VA officials argue that as the population ages, it is only natural that a percentage of veterans will die while their claim is pending. But Dumancas considers it symptomatic of a broken process.

“It’s shocking but not surprising,” Dumancas said of the soaring numbers.

After James Alderson applied for subsidized nursing home care from the VA for himself and his 90-year-old wife, two months passed with little communication from the agency.

On July 12, Alderson received a form letter stating that while “it is our sincere desire to decide your case promptly … as we have a great number of claims, action on yours may be delayed.”

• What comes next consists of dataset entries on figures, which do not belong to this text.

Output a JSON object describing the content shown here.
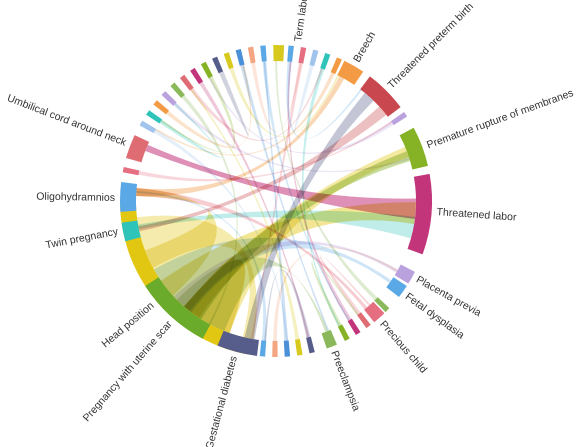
{
  "diagram": {
    "type": "chord",
    "categories": [
      {
        "label": "Head position",
        "color": "#e2c712",
        "start": 190,
        "end": 268,
        "label_at": 230
      },
      {
        "label": "Term labor",
        "color": "#d8c91e",
        "start": 359,
        "end": 363,
        "label_at": 8
      },
      {
        "label": "Breech",
        "color": "#f29b44",
        "start": 26,
        "end": 34,
        "label_at": 30
      },
      {
        "label": "Threatened preterm birth",
        "color": "#c9474e",
        "start": 37,
        "end": 53,
        "label_at": 45
      },
      {
        "label": "Premature rupture of membranes",
        "color": "#86b325",
        "start": 62,
        "end": 77,
        "label_at": 70
      },
      {
        "label": "Threatened labor",
        "color": "#c2357a",
        "start": 80,
        "end": 110,
        "label_at": 94
      },
      {
        "label": "Placenta previa",
        "color": "#b9a2de",
        "start": 117,
        "end": 122,
        "label_at": 119
      },
      {
        "label": "Fetal dysplasia",
        "color": "#5aa9e6",
        "start": 123,
        "end": 128,
        "label_at": 126
      },
      {
        "label": "Precious child",
        "color": "#e56f80",
        "start": 136,
        "end": 141,
        "label_at": 139
      },
      {
        "label": "Preeclampsia",
        "color": "#8bb85a",
        "start": 157,
        "end": 161,
        "label_at": 159
      },
      {
        "label": "Gestational diabetes",
        "color": "#565d8a",
        "start": 187,
        "end": 202,
        "label_at": 195
      },
      {
        "label": "Pregnancy with uterine scar",
        "color": "#6aab2b",
        "start": 208,
        "end": 237,
        "label_at": 221
      },
      {
        "label": "Twin pregnancy",
        "color": "#2ec4b9",
        "start": 255,
        "end": 262,
        "label_at": 259
      },
      {
        "label": "Oligohydramnios",
        "color": "#5aa9e6",
        "start": 266,
        "end": 277,
        "label_at": 271
      },
      {
        "label": "Umbilical cord around neck",
        "color": "#e06c73",
        "start": 286,
        "end": 295,
        "label_at": 291
      }
    ],
    "minor_arc_colors": [
      "#5aa9e6",
      "#e56f80",
      "#a0c4ec",
      "#2ec4b9",
      "#f29b44",
      "#b9a2de",
      "#8bb85a",
      "#e06c73",
      "#c2357a",
      "#86b325",
      "#565d8a",
      "#d8c91e",
      "#4a90d9",
      "#f4a582"
    ]
  }
}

Over the next two months, two more letters followed apologizing for the delay. Then, on Oct. 4, nine days after Alderson died, the VA mailed him a letter asking him to resubmit documents substantiating his military service and providing proof that he lived in a nursing home.

A month after that, another letter arrived from the VA’s Pension Management Center.

“We received new information from the Social Security Administration, showing Mr. Alderson passed away on Sept. 25, 2012,” the letter read. “Based on this notice we have stopped processing his claim for VA benefits. Please accept our sincere condolences.”

To his son, who had to file a new petition, this last missive was the ultimate disgrace.

“It takes them months to grant a claim from an elderly man,” Kale Alderson said, choking back tears, “but they can close a case in a matter of weeks.”